A researcher is interested in
estimating the average salary of teachers in a large urban
school district. She wants to be 95% confident that her
estimate is correct. If the standard deviation is $1050, how
large a sample is needed to be accurate within $200?
Formula:
n = [(z-value * sd)/E]^2
...where n = sample size, z-value will be 1.96 using a z-table to represent the 95% confidence interval, sd = 1050, E = 200, ^2 means squared, and * means to multiply.
Plug the values into the formula and finish the calculation.
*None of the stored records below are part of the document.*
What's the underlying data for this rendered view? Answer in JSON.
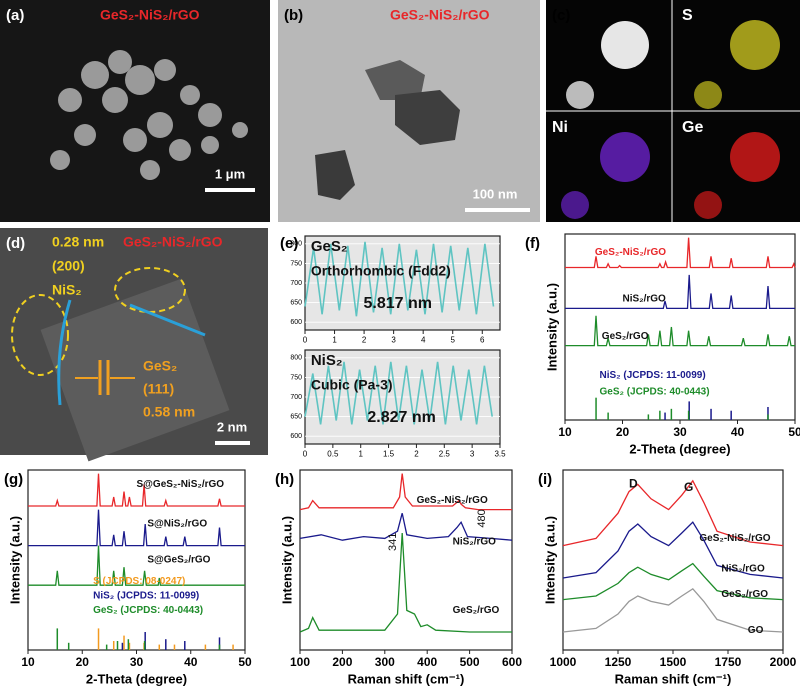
{
  "panels": {
    "a": {
      "label": "(a)",
      "title": "GeS₂-NiS₂/rGO",
      "scale": "1 μm"
    },
    "b": {
      "label": "(b)",
      "title": "GeS₂-NiS₂/rGO",
      "scale": "100 nm"
    },
    "c": {
      "label": "(c)",
      "maps": [
        "S",
        "Ni",
        "Ge"
      ]
    },
    "d": {
      "label": "(d)",
      "title": "GeS₂-NiS₂/rGO",
      "spacing1": "0.28 nm",
      "plane1": "(200)",
      "phase1": "NiS₂",
      "phase2": "GeS₂",
      "plane2": "(111)",
      "spacing2": "0.58 nm",
      "scale": "2 nm"
    }
  },
  "chart_data": [
    {
      "type": "line",
      "panel_label": "(e)",
      "labels": [
        "GeS₂",
        "Orthorhombic (Fdd2)",
        "5.817 nm"
      ],
      "xlim": [
        0,
        6.6
      ],
      "ylim": [
        580,
        820
      ],
      "xticks": [
        0,
        1,
        2,
        3,
        4,
        5,
        6
      ],
      "yticks": [
        600,
        650,
        700,
        750,
        800
      ],
      "series": [
        {
          "color": "#5fc4c2",
          "x": [
            0,
            0.29,
            0.58,
            0.87,
            1.16,
            1.45,
            1.74,
            2.03,
            2.32,
            2.61,
            2.9,
            3.19,
            3.48,
            3.77,
            4.06,
            4.35,
            4.64,
            4.93,
            5.22,
            5.51,
            5.8,
            6.09,
            6.38
          ],
          "values": [
            640,
            790,
            620,
            800,
            630,
            795,
            615,
            805,
            625,
            790,
            620,
            800,
            630,
            785,
            620,
            800,
            625,
            795,
            630,
            790,
            620,
            800,
            640
          ]
        }
      ]
    },
    {
      "type": "line",
      "labels": [
        "NiS₂",
        "Cubic (Pa-3)",
        "2.827 nm"
      ],
      "xlim": [
        0,
        3.5
      ],
      "ylim": [
        580,
        820
      ],
      "xticks": [
        0,
        0.5,
        1,
        1.5,
        2,
        2.5,
        3,
        3.5
      ],
      "yticks": [
        600,
        650,
        700,
        750,
        800
      ],
      "series": [
        {
          "color": "#5fc4c2",
          "x": [
            0,
            0.14,
            0.28,
            0.42,
            0.56,
            0.7,
            0.84,
            0.98,
            1.12,
            1.26,
            1.4,
            1.54,
            1.68,
            1.82,
            1.96,
            2.1,
            2.24,
            2.38,
            2.52,
            2.66,
            2.8,
            2.94,
            3.08,
            3.22,
            3.36
          ],
          "values": [
            650,
            760,
            630,
            780,
            640,
            790,
            630,
            770,
            640,
            780,
            630,
            790,
            640,
            780,
            630,
            770,
            640,
            790,
            630,
            780,
            640,
            770,
            630,
            780,
            650
          ]
        }
      ]
    },
    {
      "type": "line",
      "panel_label": "(f)",
      "x_label": "2-Theta (degree)",
      "y_label": "Intensity (a.u.)",
      "labels": [],
      "xlim": [
        10,
        50
      ],
      "ylim": [
        0,
        100
      ],
      "xticks": [
        10,
        20,
        30,
        40,
        50
      ],
      "series": [
        {
          "name": "GeS₂-NiS₂/rGO",
          "color": "#e8272a",
          "type": "line",
          "x": [
            10,
            15.1,
            15.4,
            15.7,
            17.2,
            17.5,
            17.8,
            19.2,
            19.5,
            19.8,
            26.2,
            26.5,
            26.8,
            27.2,
            27.5,
            27.8,
            31.2,
            31.5,
            31.8,
            35.1,
            35.4,
            35.7,
            38.6,
            38.9,
            39.2,
            45,
            45.3,
            45.6,
            49.5,
            49.8,
            50
          ],
          "values": [
            82,
            82,
            88,
            82,
            82,
            84,
            82,
            82,
            83,
            82,
            82,
            84,
            82,
            82,
            85,
            82,
            82,
            98,
            82,
            82,
            88,
            82,
            82,
            87,
            82,
            82,
            88,
            82,
            82,
            84,
            82
          ]
        },
        {
          "name": "NiS₂/rGO",
          "color": "#1a1a8c",
          "type": "line",
          "x": [
            10,
            27.1,
            27.4,
            27.7,
            31.3,
            31.6,
            31.9,
            35.1,
            35.4,
            35.7,
            38.6,
            38.9,
            39.2,
            45,
            45.3,
            45.6,
            50
          ],
          "values": [
            60,
            60,
            64,
            60,
            60,
            78,
            60,
            60,
            68,
            60,
            60,
            67,
            60,
            60,
            72,
            60,
            60
          ]
        },
        {
          "name": "GeS₂/rGO",
          "color": "#1e8c2a",
          "type": "line",
          "x": [
            10,
            15.1,
            15.4,
            15.7,
            17.2,
            17.5,
            17.8,
            24.2,
            24.5,
            24.8,
            26.2,
            26.5,
            26.8,
            28.2,
            28.5,
            28.8,
            31.2,
            31.5,
            31.8,
            34.7,
            35,
            35.3,
            40.7,
            41,
            41.3,
            45,
            45.3,
            45.6,
            48.7,
            49,
            49.3,
            50
          ],
          "values": [
            40,
            40,
            56,
            40,
            40,
            44,
            40,
            40,
            46,
            40,
            40,
            48,
            40,
            40,
            50,
            40,
            40,
            48,
            40,
            40,
            45,
            40,
            40,
            44,
            40,
            40,
            46,
            40,
            40,
            45,
            40,
            40
          ]
        },
        {
          "name": "NiS₂ (JCPDS: 11-0099)",
          "color": "#1a1a8c",
          "type": "bar",
          "x": [
            27.4,
            31.6,
            35.4,
            38.9,
            45.3
          ],
          "values": [
            4,
            10,
            6,
            5,
            7
          ]
        },
        {
          "name": "GeS₂ (JCPDS: 40-0443)",
          "color": "#1e8c2a",
          "type": "bar",
          "x": [
            15.4,
            17.5,
            24.5,
            26.5,
            28.5,
            31.5,
            45.3
          ],
          "values": [
            12,
            4,
            3,
            5,
            6,
            5,
            3
          ]
        }
      ]
    },
    {
      "type": "line",
      "panel_label": "(g)",
      "x_label": "2-Theta (degree)",
      "y_label": "Intensity (a.u.)",
      "labels": [],
      "xlim": [
        10,
        50
      ],
      "ylim": [
        0,
        100
      ],
      "xticks": [
        10,
        20,
        30,
        40,
        50
      ],
      "series": [
        {
          "name": "S@GeS₂-NiS₂/rGO",
          "color": "#e8272a",
          "type": "line",
          "x": [
            10,
            15.1,
            15.4,
            15.7,
            22.7,
            23,
            23.3,
            25.5,
            25.8,
            26.1,
            27.4,
            27.7,
            28,
            28.4,
            28.7,
            29,
            31.1,
            31.4,
            31.7,
            35.1,
            35.4,
            35.7,
            45,
            45.3,
            45.6,
            50
          ],
          "values": [
            80,
            80,
            83,
            80,
            80,
            98,
            80,
            80,
            85,
            80,
            80,
            88,
            80,
            80,
            85,
            80,
            80,
            92,
            80,
            80,
            83,
            80,
            80,
            84,
            80,
            80
          ]
        },
        {
          "name": "S@NiS₂/rGO",
          "color": "#1a1a8c",
          "type": "line",
          "x": [
            10,
            22.7,
            23,
            23.3,
            25.5,
            25.8,
            26.1,
            27.4,
            27.7,
            28,
            31.3,
            31.6,
            31.9,
            35.1,
            35.4,
            35.7,
            38.6,
            38.9,
            39.2,
            45,
            45.3,
            45.6,
            50
          ],
          "values": [
            58,
            58,
            78,
            58,
            58,
            64,
            58,
            58,
            66,
            58,
            58,
            70,
            58,
            58,
            63,
            58,
            58,
            63,
            58,
            58,
            68,
            58,
            58
          ]
        },
        {
          "name": "S@GeS₂/rGO",
          "color": "#1e8c2a",
          "type": "line",
          "x": [
            10,
            15.1,
            15.4,
            15.7,
            22.7,
            23,
            23.3,
            25.5,
            25.8,
            26.1,
            27.4,
            27.7,
            28,
            31.2,
            31.5,
            31.8,
            34,
            34.2,
            34.4,
            50
          ],
          "values": [
            36,
            36,
            44,
            36,
            36,
            58,
            36,
            36,
            44,
            36,
            36,
            46,
            36,
            36,
            44,
            36,
            36,
            40,
            36,
            36
          ]
        },
        {
          "name": "S (JCPDS: 08-0247)",
          "color": "#f29a1f",
          "type": "bar",
          "x": [
            23,
            25.8,
            27.7,
            28.7,
            31.4,
            34.2,
            37,
            42.7,
            47.8
          ],
          "values": [
            12,
            5,
            8,
            4,
            4,
            3,
            3,
            3,
            3
          ]
        },
        {
          "name": "NiS₂ (JCPDS: 11-0099)",
          "color": "#1a1a8c",
          "type": "bar",
          "x": [
            27.4,
            31.6,
            35.4,
            38.9,
            45.3
          ],
          "values": [
            4,
            10,
            6,
            5,
            7
          ]
        },
        {
          "name": "GeS₂ (JCPDS: 40-0443)",
          "color": "#1e8c2a",
          "type": "bar",
          "x": [
            15.4,
            17.5,
            24.5,
            26.5,
            28.5,
            31.5,
            45.3
          ],
          "values": [
            12,
            4,
            3,
            5,
            6,
            5,
            3
          ]
        }
      ]
    },
    {
      "type": "line",
      "panel_label": "(h)",
      "x_label": "Raman shift (cm⁻¹)",
      "y_label": "Intensity (a.u.)",
      "labels": [
        "341",
        "480"
      ],
      "xlim": [
        100,
        600
      ],
      "ylim": [
        0,
        100
      ],
      "xticks": [
        100,
        200,
        300,
        400,
        500,
        600
      ],
      "series": [
        {
          "name": "GeS₂-NiS₂/rGO",
          "color": "#e8272a",
          "type": "line",
          "x": [
            100,
            120,
            130,
            145,
            320,
            335,
            341,
            348,
            365,
            460,
            475,
            480,
            490,
            520,
            600
          ],
          "values": [
            78,
            79,
            83,
            79,
            79,
            85,
            98,
            85,
            80,
            80,
            83,
            81,
            79,
            78,
            78
          ]
        },
        {
          "name": "NiS₂/rGO",
          "color": "#1a1a8c",
          "type": "line",
          "x": [
            100,
            150,
            200,
            250,
            300,
            330,
            341,
            352,
            400,
            450,
            470,
            480,
            495,
            550,
            600
          ],
          "values": [
            62,
            64,
            61,
            63,
            62,
            66,
            76,
            64,
            62,
            63,
            68,
            71,
            63,
            62,
            61
          ]
        },
        {
          "name": "GeS₂/rGO",
          "color": "#1e8c2a",
          "type": "line",
          "x": [
            100,
            120,
            130,
            145,
            300,
            330,
            341,
            352,
            370,
            385,
            400,
            420,
            500,
            600
          ],
          "values": [
            10,
            12,
            18,
            11,
            11,
            20,
            65,
            22,
            20,
            13,
            14,
            11,
            10,
            10
          ]
        }
      ]
    },
    {
      "type": "line",
      "panel_label": "(i)",
      "x_label": "Raman shift (cm⁻¹)",
      "y_label": "Intensity (a.u.)",
      "labels": [
        "D",
        "G"
      ],
      "xlim": [
        1000,
        2000
      ],
      "ylim": [
        0,
        100
      ],
      "xticks": [
        1000,
        1250,
        1500,
        1750,
        2000
      ],
      "series": [
        {
          "name": "GeS₂-NiS₂/rGO",
          "color": "#e8272a",
          "type": "line",
          "x": [
            1000,
            1150,
            1250,
            1300,
            1340,
            1400,
            1480,
            1540,
            1590,
            1640,
            1700,
            1850,
            2000
          ],
          "values": [
            58,
            62,
            76,
            88,
            92,
            84,
            78,
            86,
            94,
            82,
            66,
            60,
            58
          ]
        },
        {
          "name": "NiS₂/rGO",
          "color": "#1a1a8c",
          "type": "line",
          "x": [
            1000,
            1150,
            1250,
            1300,
            1340,
            1400,
            1480,
            1540,
            1590,
            1640,
            1700,
            1850,
            2000
          ],
          "values": [
            40,
            43,
            55,
            66,
            70,
            63,
            58,
            65,
            71,
            61,
            47,
            42,
            40
          ]
        },
        {
          "name": "GeS₂/rGO",
          "color": "#1e8c2a",
          "type": "line",
          "x": [
            1000,
            1150,
            1250,
            1300,
            1340,
            1400,
            1480,
            1540,
            1590,
            1640,
            1700,
            1850,
            2000
          ],
          "values": [
            28,
            30,
            37,
            43,
            46,
            42,
            39,
            44,
            48,
            41,
            33,
            29,
            28
          ]
        },
        {
          "name": "GO",
          "color": "#999999",
          "type": "line",
          "x": [
            1000,
            1150,
            1250,
            1300,
            1340,
            1400,
            1480,
            1540,
            1590,
            1640,
            1700,
            1850,
            2000
          ],
          "values": [
            10,
            12,
            20,
            27,
            30,
            27,
            25,
            30,
            34,
            27,
            17,
            11,
            10
          ]
        }
      ]
    }
  ]
}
Round your answer to the next highest whole number.
10
106
To determine the sample size needed to estimate the average salary accurately within a certain margin of error, we can use the formula for sample size calculation:
n = (Z * σ / E)²
Where:
n = sample size
Z = Z-score (corresponding to the desired confidence level)
σ = standard deviation of the population
E = desired margin of error
In this case, the researcher wants to be 95% confident that her estimate is correct, so the Z-score corresponding to a 95% confidence level is approximately 1.96.
Using the given values:
Z = 1.96
σ = $1050
E = $200
Now we can substitute these values into the formula and solve for n:
n = (1.96 * 1050 / 200)²
Calculating this equation gives:
n ≈ 89.6716
Since you cannot have a fraction of a person, you would round up to the nearest whole number. Therefore, a sample size of 90 would be needed to estimate the average salary of teachers accurately within $200 with 95% confidence.